Guard, inmate in romantic relationship charged with distributing meth at Stillwater prison
According to court documents, Faith Rose Gratz, 24, a Stillwater corrections officer, and Axel Rene Kramer, 34, an inmate who is currently serving a 288-month sentence for second degree murder, conspired with each other to distribute methamphetamine within the prison.
MINNEAPOLIS – A female Stillwater corrections officer and a male inmate who were in a romantic relationship have been indicted for their roles in a methamphetamine distribution organization within the Minnesota Correctional Facility at Stillwater, according to a news release from U.S. Attorney Andrew M. Luger.
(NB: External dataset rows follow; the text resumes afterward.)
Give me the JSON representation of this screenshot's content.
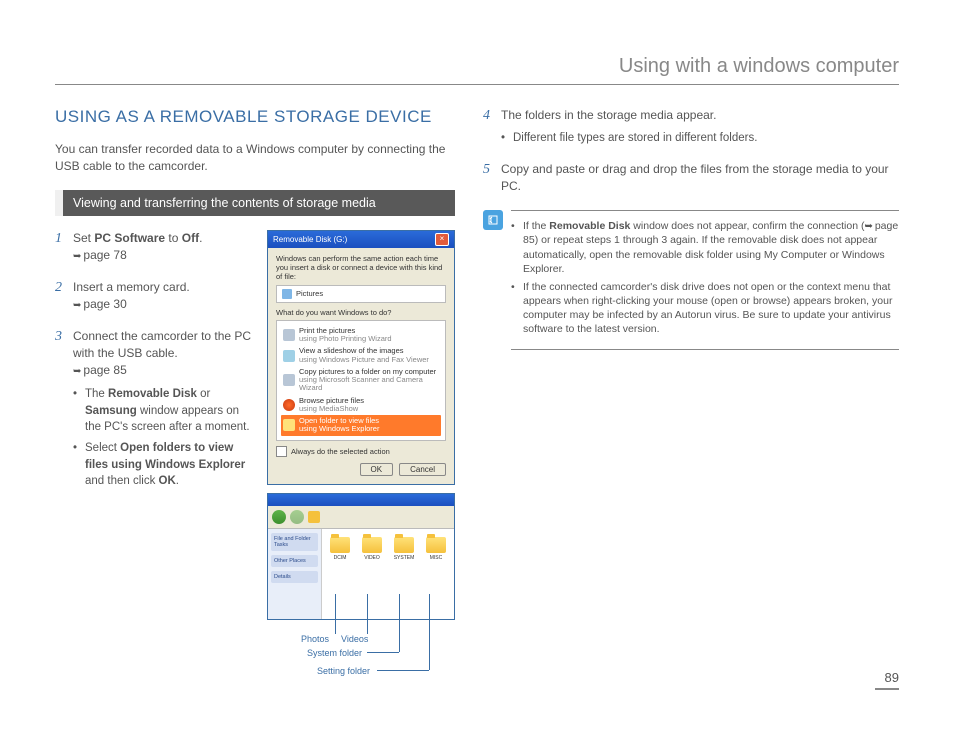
{
  "header": {
    "title": "Using with a windows computer"
  },
  "section": {
    "title": "USING AS A REMOVABLE STORAGE DEVICE",
    "intro": "You can transfer recorded data to a Windows computer by connecting the USB cable to the camcorder.",
    "subheader": "Viewing and transferring the contents of storage media"
  },
  "steps": {
    "s1_a": "Set ",
    "s1_b": "PC Software",
    "s1_c": " to ",
    "s1_d": "Off",
    "s1_e": ".",
    "s1_ref": "page 78",
    "s2": "Insert a memory card.",
    "s2_ref": "page 30",
    "s3": "Connect the camcorder to the PC with the USB cable.",
    "s3_ref": "page 85",
    "s3_bullets": {
      "b1_a": "The ",
      "b1_b": "Removable Disk",
      "b1_c": " or ",
      "b1_d": "Samsung",
      "b1_e": " window appears on the PC's screen after a moment.",
      "b2_a": "Select ",
      "b2_b": "Open folders to view files using Windows Explorer",
      "b2_c": " and then click ",
      "b2_d": "OK",
      "b2_e": "."
    },
    "s4": "The folders in the storage media appear.",
    "s4_bullet": "Different file types are stored in different folders.",
    "s5": "Copy and paste or drag and drop the files from the storage media to your PC."
  },
  "dialog": {
    "title": "Removable Disk (G:)",
    "prompt": "Windows can perform the same action each time you insert a disk or connect a device with this kind of file:",
    "media": "Pictures",
    "question": "What do you want Windows to do?",
    "items": {
      "i1_a": "Print the pictures",
      "i1_b": "using Photo Printing Wizard",
      "i2_a": "View a slideshow of the images",
      "i2_b": "using Windows Picture and Fax Viewer",
      "i3_a": "Copy pictures to a folder on my computer",
      "i3_b": "using Microsoft Scanner and Camera Wizard",
      "i4_a": "Browse picture files",
      "i4_b": "using MediaShow",
      "i5_a": "Open folder to view files",
      "i5_b": "using Windows Explorer"
    },
    "checkbox": "Always do the selected action",
    "ok": "OK",
    "cancel": "Cancel"
  },
  "folders": {
    "f1": "DCIM",
    "f2": "VIDEO",
    "f3": "SYSTEM",
    "f4": "MISC"
  },
  "callouts": {
    "photos": "Photos",
    "videos": "Videos",
    "system": "System folder",
    "setting": "Setting folder"
  },
  "note": {
    "n1_a": "If the ",
    "n1_b": "Removable Disk",
    "n1_c": " window does not appear, confirm the connection (",
    "n1_ref": "page 85",
    "n1_d": ") or repeat steps 1 through 3 again. If the removable disk does not appear automatically, open the removable disk folder using My Computer or Windows Explorer.",
    "n2": "If the connected camcorder's disk drive does not open or the context menu that appears when right-clicking your mouse (open or browse) appears broken, your computer may be infected by an Autorun virus. Be sure to update your antivirus software to the latest version."
  },
  "page_number": "89"
}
According to court documents, Faith Rose Gratz, 24, a Stillwater corrections officer, and Axel Rene Kramer, 34, an inmate who is currently serving a 288-month sentence for second degree murder, conspired with each other to distribute methamphetamine within the state prison at Stillwater, Minnesota’s largest high security prison facility.
As part of the conspiracy, Kramer obtained wholesale quantities of prepackaged methamphetamine from sources of supply outside the prison. After Kramer and another co-conspirator inmate worked with the drug suppliers to arrange meet up times and locations, Gratz would pick up the drug packages.
Gratz used her position as a prison guard to smuggle the drugs into the secure facility and then provide the drugs to Kramer while she was on duty guarding him.
Gratz did this on approximately six different occasions. Gratz also smuggled into the prison multiple cell phones that she provided to Kramer. Kramer used the cell phones to communicate with people inside and outside the prison and to facilitate his drug distribution network from within the prison.
According to court documents, Gratz and Kramer exchanged hundreds of text messages with each other. The messages included communications about the drug distribution conspiracy as well as discussions about their romantic relationship. Gratz also warned Kramer about upcoming searches of inmates’ cells so that Kramer could hide his phone and drugs to avoid detection.
On April 8, after recovering Kramer’s cell phone, law enforcement officers confronted Gratz about the drug distribution operation. Officers searched Gratz’s car and recovered a half pound of methamphetamine.
Gratz and Kramer are charged with one count of conspiracy to distribute methamphetamine. Gratz is also charged with one count of possession with intent to distribute methamphetamine. The defendants will make an initial appearance in U.S. District Court before a Magistrate Judge at a later date.
This case is the result of an investigation conducted by the FBI, the Bayport Police Department, and the Minnesota Department of Corrections.
Assistant U.S. Attorney Harry M. Jacobs is prosecuting the case.
An indictment is merely an allegation and the defendants are presumed innocent until proven guilty beyond a reasonable doubt in a court of law.